不過,王小兵也確實是走了後門,才打敗唐誌旋,將村長助理這個職位拿下的,見姚舒曼俏臉有驚訝之色,笑道:“這還有假的嗎?不信,你問蘇老師。她最清楚了。”
“蘇老師,他說的是真的?”姚舒曼問道,好看的:。
這時,蘇惠芳已坐在了椅子上,佯裝看教案,背對著姚舒曼,微微轉了頭,點頭道:“是的。”其實,她也隻是聽他說的,但是,她寧願相信他,因為她愛他。
“嗨,小兵,看不出來喲,誒,什麼時候能做村長呢?”姚舒曼笑道。
“呃,還沒那麼快。”他笑道。
他是站在姚舒曼麵前的,居高臨下,目光正好射在她胸前兩座堅挺的雪山之間的乳溝上,看著那片雪白的胸肌與水嫩的山腳,他有一股衝動,想俯首下去吻一吻,對於她的雪山的勝景,他頗為向往。單從她那又窄又深的乳溝裡,他便可根據經驗想象出她酥胸的迷人之處,在那渾圓的雪山上,必然有一點誘人的紅潤。
想著想著,呼吸不禁也有些急促了。
姚舒曼不經意間瞥見他正津津有味地盯著自己的胸脯,暗吃一驚,但心田又湧出一抹淡淡的歡喜,用手扯了扯衣領,儘量遮住山腳,然後淡淡地橫了他一眼,表示討厭。女人一般都喜歡男人看自己,因為那樣間接代表自己有吸引力。
要是回頭率為零,那女人的自尊心會受到打擊。
“誒,小兵,能不能幫我一個忙?”她忽然微笑道。
“可以啊。什麼忙?”他嗅著她的體香,爽快道。
“是這樣的,我想租一間房子,在小樹林集市那周圍吧,不要太貴,一房一廳就行了,你熟人多,能幫我找到嗎?出入要方便的,最好離商店比較近的。”她清脆的話音響起,頗為悅耳。

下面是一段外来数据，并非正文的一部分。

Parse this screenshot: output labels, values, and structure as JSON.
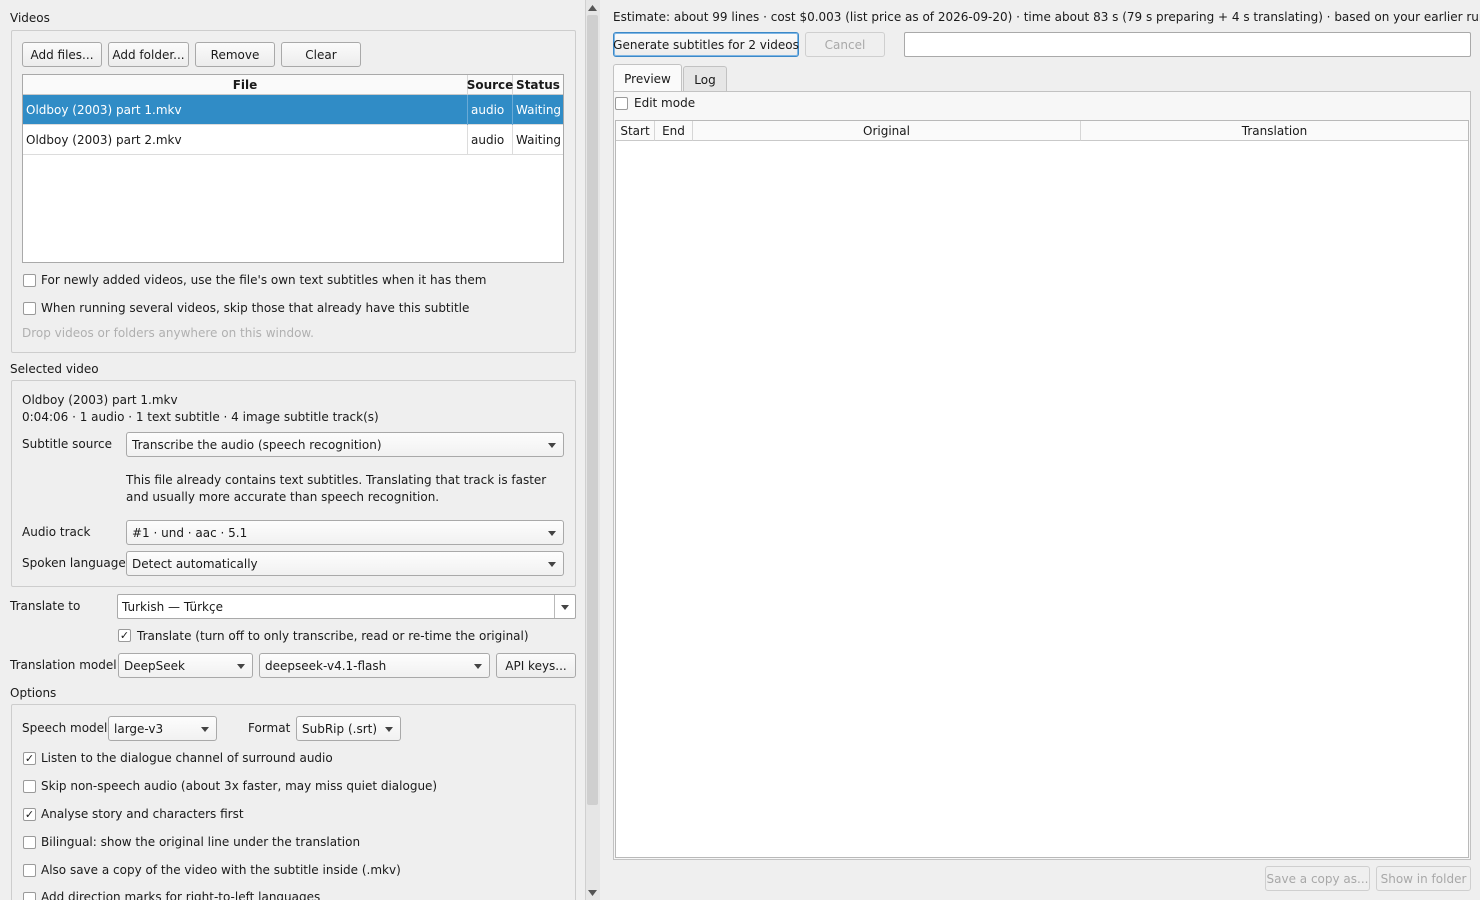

“你要搬出去住嗎?”他暗忖要是她在外麵住,那自己的機會就更了,心裡不禁暗自竊喜。
“咯咯,這個你彆問。你肯不肯幫嘛?”她眨著美眸道。
“當然幫。”他點頭道。
“那儘快哦。”她笑道。
平時,蘇惠芳沒感覺自己是多麼的在乎王小兵,當聽著他與姚舒曼那略帶親昵的對話時,心裡就會湧起淡淡的惆悵,她是怕姚舒曼搶走了他,那就傷心一萬年了。可是,她又不能毅然做出決定,把身子的開發權交給他。畢竟,如今她與他的關係還不夠穩定,彼此之間雖有情意,但還沒合二為一,終究情感不夠深,有朝一日,他的心可能會被彆的美女完全占有,到那時,自己在他的心中便沒地位了。
是以,她心裡真的有點痛苦。
“你還不回去背誦課文?”心頭湧起一抹淡淡的醋意,蘇惠芳催促道。
“好,這就回去。”王小兵的目光在姚舒曼胸前兩座堅挺的山峰上掃視一眼,咂了咂嘴,笑道。
姚舒曼見他目光不純,撇了撇嘴,淡淡地白了他一眼,便嘴角卻是含著絲絲的笑意,分明暗自歡喜。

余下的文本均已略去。